Les pirates informatiques auteurs de l’attaque contre l’hôpital de Corbeil-Essonnes en août ont mis à exécution leurs menaces en divulguant les informations de santé volées, faisant planer un risque de chantage ou d’extorsion sur les personnes concernées.
“Je condamne avec la plus grande fermeté la divulgation inqualifiable de données piratées issues du centre hospitalier de Corbeil-Essonnes” a déclaré le ministre de la Santé François Braun dans un tweet dimanche après-midi.
“Nous ne céderons pas face à ces criminels. L’ensemble des services de l’État sont mobilisés” au côté de l’hôpital, a-t-il ajouté.
Selon les informations fournies dimanche par l’hôpital, les informations divulguées par les pirates via le “dark web” (les sites internet non référencés par les navigateurs classiques) “semblent concerner nos usagers, notre personnel ainsi que nos partenaires”
Parmi elles figurent “certaines données administratives”, dont le numéro de sécurité sociale, et “certaines données santé telles que des compte-rendus d’examen et en particulier des dossiers externes d’anatomocytopathologie, de radiologie, laboratoires d’analyse, médecins”, a poursuivi le centre hospitalier.
“L’attaque semble avoir été circonscrite aux serveurs virtuels et à une partie seulement de l’espace de stockage du CHSF (environ 10%)”, ajoute-t-il.
C’est le blog de cybersécurité Zataz.com, qui avait donné l’alerte, affirmant qu’une “première diffusion (de données) a(vait) été orchestrée sous la forme d’un fichier compacté de 11,7 gigaoctets”.
Selon Damien Bancal, l’auteur du blog qui a pu consulter le fichier, celui-ci contient des documents aussi variés que des examens médicaux, des recours à la couverture médicale universelle (CMU), et une autorisation d’internement d’office en service psychiatrique.
“Néanmoins, à ce stade de l’analyse des éléments en la possession des services enquêteurs, il n’est pas possible” d’accéder facilement aux données, a précisé à l’AFP le parquet de Paris.
“Seuls les initiés peuvent accéder aux données” a confirmé M. Bancal à l’AFP.
Une enquête a été ouverte par le parquet de Paris et confiée aux gendarmes du Centre de lutte contre les criminalités numériques (C3N).
Le risque est désormais que des escrocs utilisent les données accessibles pour monter de nouvelles attaques ciblées, en utilisant les informations personnelles à leur disposition pour capter la confiance de la victime.
Les attaquants vont par exemple rechercher “des patrons, des personnalités importantes”, et monter des arnaques comme “les fraudes au président”, où l’escroc arrive à obtenir un virement bancaire d’une institution en se faisant passer pour son dirigeant ou son directeur financier, a expliqué M. Bancal.
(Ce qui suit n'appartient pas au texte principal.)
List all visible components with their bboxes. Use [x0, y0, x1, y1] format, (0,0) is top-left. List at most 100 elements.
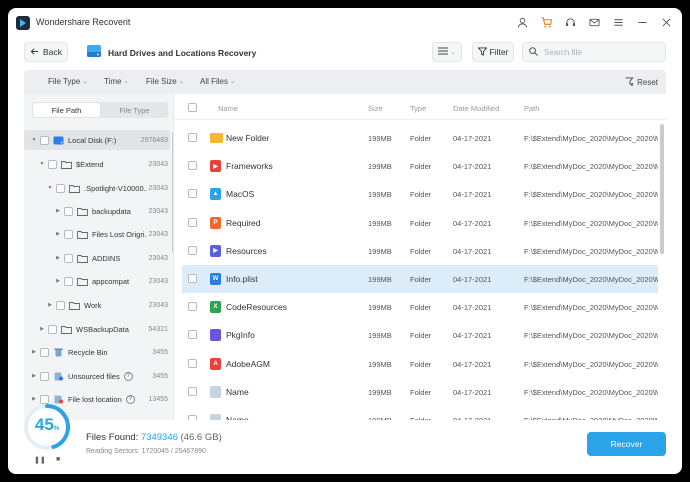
row-checkbox[interactable]: [188, 330, 197, 340]
tree-item-checkbox[interactable]: [56, 183, 65, 193]
tree-item[interactable]: ▶ appcompat 23043: [24, 271, 170, 291]
row-checkbox[interactable]: [188, 302, 197, 312]
caret-down-icon[interactable]: ▼: [30, 137, 38, 143]
caret-right-icon[interactable]: ▶: [54, 231, 62, 237]
tree-item-label: backupdata: [92, 206, 131, 216]
tree-item[interactable]: ▶ Work 23043: [24, 295, 170, 315]
cart-icon[interactable]: [540, 14, 552, 30]
table-row[interactable]: W Info.plist 199MB Folder 04-17-2021 F:\$Exte…: [182, 265, 658, 293]
search-box[interactable]: [522, 42, 666, 62]
caret-right-icon[interactable]: ▶: [38, 326, 46, 332]
reading-sectors: Reading Sectors: 1720045 / 25467890: [86, 448, 206, 455]
row-checkbox[interactable]: [188, 358, 197, 368]
file-size-dropdown[interactable]: File Size ⌄: [146, 77, 184, 86]
caret-right-icon[interactable]: ▶: [54, 255, 62, 261]
table-row[interactable]: ▶ Frameworks 199MB Folder 04-17-2021 F:\$Exte…: [182, 152, 658, 180]
tree-item[interactable]: ▼ .Spotlight-V10000... 23043: [24, 178, 170, 198]
row-checkbox[interactable]: [188, 274, 197, 283]
right-scrollbar[interactable]: [660, 124, 664, 254]
back-button[interactable]: Back: [24, 42, 68, 62]
tree-item[interactable]: ▶ Unsourced files? 3455: [24, 366, 170, 386]
pause-icon[interactable]: ❚❚: [34, 456, 46, 464]
user-icon[interactable]: [516, 14, 528, 30]
minimize-icon[interactable]: [636, 14, 648, 30]
tree-item-checkbox[interactable]: [40, 371, 49, 381]
file-path: F:\$Extend\MyDoc_2020\MyDoc_2020\M...: [524, 218, 658, 228]
table-row[interactable]: New Folder 199MB Folder 04-17-2021 F:\$Exten…: [182, 124, 658, 152]
column-size[interactable]: Size: [368, 104, 383, 113]
menu-icon[interactable]: [612, 14, 624, 30]
tree-item[interactable]: ▼ $Extend 23043: [24, 154, 170, 174]
column-name[interactable]: Name: [218, 104, 238, 113]
table-row[interactable]: Name199MBFolder04-17-2021F:\$Extend\MyDo…: [182, 378, 658, 406]
row-checkbox[interactable]: [188, 386, 197, 396]
tree-item-checkbox[interactable]: [48, 324, 57, 334]
folder-icon: [77, 207, 88, 216]
close-icon[interactable]: [660, 14, 672, 30]
file-date-modified: 04-17-2021: [453, 303, 492, 313]
tree-item-checkbox[interactable]: [64, 276, 73, 286]
view-mode-button[interactable]: ⌄: [432, 42, 462, 62]
table-row[interactable]: X CodeResources 199MB Folder 04-17-2021 F:\$E…: [182, 293, 658, 321]
row-checkbox[interactable]: [188, 245, 197, 255]
files-found: Files Found: 7349346 (46.6 GB): [86, 432, 222, 443]
column-path[interactable]: Path: [524, 104, 539, 113]
reset-button[interactable]: Reset: [625, 77, 658, 88]
row-checkbox[interactable]: [188, 161, 197, 171]
tree-item[interactable]: ▶ ADDINS 23043: [24, 248, 170, 268]
filter-button[interactable]: Filter: [472, 42, 514, 62]
caret-right-icon[interactable]: ▶: [30, 373, 38, 379]
column-date-modified[interactable]: Date Modified: [453, 104, 499, 113]
tab-file-path[interactable]: File Path: [33, 103, 100, 117]
stop-icon[interactable]: ■: [56, 456, 60, 463]
table-row[interactable]: A AdobeAGM 199MB Folder 04-17-2021 F:\$Extend…: [182, 350, 658, 378]
search-input[interactable]: [544, 47, 654, 57]
caret-right-icon[interactable]: ▶: [54, 208, 62, 214]
tree-item-checkbox[interactable]: [64, 206, 73, 216]
document-file-icon: [210, 329, 221, 342]
tree-item[interactable]: ▼ Local Disk (F:) 2976483: [24, 130, 170, 150]
file-type-dropdown[interactable]: File Type ⌄: [48, 77, 87, 86]
row-checkbox[interactable]: [188, 217, 197, 227]
caret-down-icon[interactable]: ▼: [46, 185, 54, 191]
help-icon[interactable]: ?: [123, 371, 133, 381]
table-row[interactable]: ▶ Resources 199MB Folder 04-17-2021 F:\$Exten…: [182, 237, 658, 265]
file-type: Folder: [410, 162, 432, 172]
tree-item-count: 23043: [148, 230, 168, 238]
table-row[interactable]: ▲ MacOS 199MB Folder 04-17-2021 F:\$Extend\My…: [182, 180, 658, 208]
filter-label: Filter: [489, 47, 509, 57]
caret-right-icon[interactable]: ▶: [54, 278, 62, 284]
tree-item-checkbox[interactable]: [64, 253, 73, 263]
tree-item-checkbox[interactable]: [40, 135, 49, 145]
recover-button[interactable]: Recover: [587, 432, 666, 456]
tree-item-count: 54321: [148, 325, 168, 333]
tree-item-checkbox[interactable]: [64, 229, 73, 239]
help-icon[interactable]: ?: [125, 394, 135, 404]
caret-right-icon[interactable]: ▶: [30, 349, 38, 355]
table-row[interactable]: Name199MBFolder04-17-2021F:\$Extend\MyDo…: [182, 406, 658, 420]
tree-item-checkbox[interactable]: [40, 347, 49, 357]
chevron-down-icon: ⌄: [450, 49, 456, 56]
headset-icon[interactable]: [564, 14, 576, 30]
caret-right-icon[interactable]: ▶: [46, 302, 54, 308]
tab-file-type[interactable]: File Type: [101, 102, 168, 118]
table-header: Name Size Type Date Modified Path: [174, 94, 666, 120]
mail-icon[interactable]: [588, 14, 600, 30]
column-type[interactable]: Type: [410, 104, 426, 113]
title-bar: Wondershare Recoverit: [8, 8, 682, 38]
all-files-dropdown[interactable]: All Files ⌄: [200, 77, 235, 86]
time-dropdown[interactable]: Time ⌄: [104, 77, 129, 86]
tree-item-checkbox[interactable]: [48, 159, 57, 169]
table-row[interactable]: P Required 199MB Folder 04-17-2021 F:\$Extend…: [182, 209, 658, 237]
tree-item-checkbox[interactable]: [56, 300, 65, 310]
tree-item[interactable]: ▶ WSBackupData 54321: [24, 319, 170, 339]
movie-file-icon: ▶: [210, 244, 221, 257]
tree-item[interactable]: ▶ backupdata 23043: [24, 201, 170, 221]
tree-item[interactable]: ▶ Files Lost Origri... 23043: [24, 224, 170, 244]
tree-item[interactable]: ▶ Recycle Bin 3455: [24, 342, 170, 362]
caret-down-icon[interactable]: ▼: [38, 161, 46, 167]
select-all-checkbox[interactable]: [188, 103, 197, 112]
table-row[interactable]: PkgInfo 199MB Folder 04-17-2021 F:\$Extend\M…: [182, 321, 658, 349]
row-checkbox[interactable]: [188, 189, 197, 199]
row-checkbox[interactable]: [188, 133, 197, 142]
Les attaquants peuvent aussi utiliser les numéros de téléphone pour monter les arnaques aux comptes personnels de formation (CPF) ou aux cryptomonnaies, les adresses mail pour faire du “hameçonnage” (en anglais “phishing”, inciter l’internaute à télécharger des fichiers malveillants ou à cliquer sur des liens pour lui extorquer des identifiants et code d’accès…).
Selon l’entourage du ministre de la Santé François Braun, l’hopital “est pleinement mobilisé pour informer individuellement les patients ainsi que les membres de son personnel concerné”.
“L’établissement veille également à ce qu’ils fassent preuve de la plus grande vigilance face aux tentatives d’escroquerie qui pourraient intervenir dans les prochains mois”, a-t-on ajouté de même source.
Dans son communiqué de presse, l’hôpital de Corbeil-Essonnes a rappelé les principales mesures de sécurité à suivre.
En cas de réception d’un email, SMS, ou appel téléphonique demandant telle ou telle action, il faut “vérifier que l’expéditeur est bien légitime et en lien avec le sujet” et “ne jamais fournir d’informations confidentielles (bancaires, mots de passe…)”.
Il faut “être vigilant si le ton du message est pressant, qu’il vous pousse à l’action, d’autant plus si vous n’attendiez pas ce message”, a également indiqué l’hôpital.
Celui-ci recommande aussi de “vérifier les comptes associés” à un numéro de Sécurité sociale et d’en changer les mots de passe “au moindre doute”.
Selon Zataz, les hackers avaient fixé un ultimatum au 23 septembre à l’hôpital pour payer la rançon.
L’hôpital, situé dans l’Essonne, au sud de Paris, assure la couverture sanitaire de près de 700.000 habitants de la grande couronne.
Il avait été victime le 21 août d’une cyberattaque avec demande de rançon de 10 millions de dollars, ramenée ensuite à un ou deux million de dollars, selon les sources.
Les établissements publics ne paient jamais les rançons, la loi le leur interdisant.